J’ai soupiré. « Il ne l’a pas fait. »
« Si, il l’a fait. Il m’a mise en haut-parleur pour que je puisse tout entendre. Ton beau-père bredouillait qu’il allait retirer de l’argent au distributeur, mais Romain a simplement répondu : ‘Très bien. Nous attendrons votre retour avec impatience.’ »
« Ils sont revenus ? »
« Comme si leurs pantalons flamboyaient », a ri maman.
« Ta belle-mère était rouge de colère. Mais que pouvaient-ils dire ? Ils avaient été pris sur le fait. »
« Et l’addition ? »
Romain avait ajouté 25 % de « frais pour désagrément » à leur note. Au total, un peu plus de 1700 euros.

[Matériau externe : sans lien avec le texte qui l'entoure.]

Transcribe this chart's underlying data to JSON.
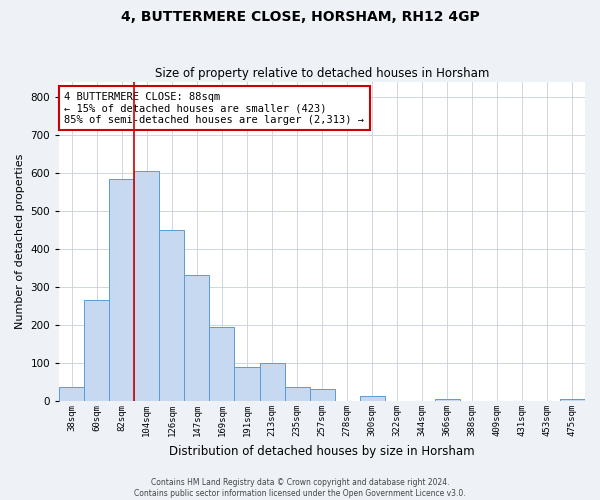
{
  "title": "4, BUTTERMERE CLOSE, HORSHAM, RH12 4GP",
  "subtitle": "Size of property relative to detached houses in Horsham",
  "xlabel": "Distribution of detached houses by size in Horsham",
  "ylabel": "Number of detached properties",
  "bar_labels": [
    "38sqm",
    "60sqm",
    "82sqm",
    "104sqm",
    "126sqm",
    "147sqm",
    "169sqm",
    "191sqm",
    "213sqm",
    "235sqm",
    "257sqm",
    "278sqm",
    "300sqm",
    "322sqm",
    "344sqm",
    "366sqm",
    "388sqm",
    "409sqm",
    "431sqm",
    "453sqm",
    "475sqm"
  ],
  "bar_values": [
    38,
    265,
    585,
    605,
    450,
    332,
    195,
    90,
    100,
    38,
    32,
    0,
    14,
    0,
    0,
    5,
    0,
    0,
    0,
    0,
    5
  ],
  "bar_color": "#c6d9f0",
  "bar_edge_color": "#5b9bd5",
  "vline_color": "#cc0000",
  "vline_index": 2.5,
  "ylim": [
    0,
    840
  ],
  "yticks": [
    0,
    100,
    200,
    300,
    400,
    500,
    600,
    700,
    800
  ],
  "annotation_text": "4 BUTTERMERE CLOSE: 88sqm\n← 15% of detached houses are smaller (423)\n85% of semi-detached houses are larger (2,313) →",
  "annotation_box_color": "#ffffff",
  "annotation_box_edge_color": "#cc0000",
  "footer_line1": "Contains HM Land Registry data © Crown copyright and database right 2024.",
  "footer_line2": "Contains public sector information licensed under the Open Government Licence v3.0.",
  "bg_color": "#eef2f7",
  "plot_bg_color": "#ffffff",
  "grid_color": "#c8d0dc"
}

Je suis restée sans voix un moment, puis j’ai éclaté de rire. « Maman, tu es une héroïne. »
« La meilleure partie, c’est ce matin », a continué maman. « Ta belle-mère m’a appelée pour me remercier d’être venue. Puis elle a ajouté : ‘Sachez que nous payons toujours nos repas de famille. Toujours.’ »
« Quelle arrogance ! »
« Certaines personnes n’apprennent qu’en payant le prix, ma chérie. Je crois que ta famille vient de recevoir une leçon coûteuse. »
Elle avait raison.
Dans les mois qui ont suivi, quelque chose d’étonnant s’est produit. Chaque fois que nous sortions dîner en famille, ma belle-mère annonçait à voix haute dès le début du repas : « Aujourd’hui, chacun paie sa part. »
Le serveur hochait la tête, un peu embarrassé par son ton ferme, et Julien et moi échangeions des regards complices.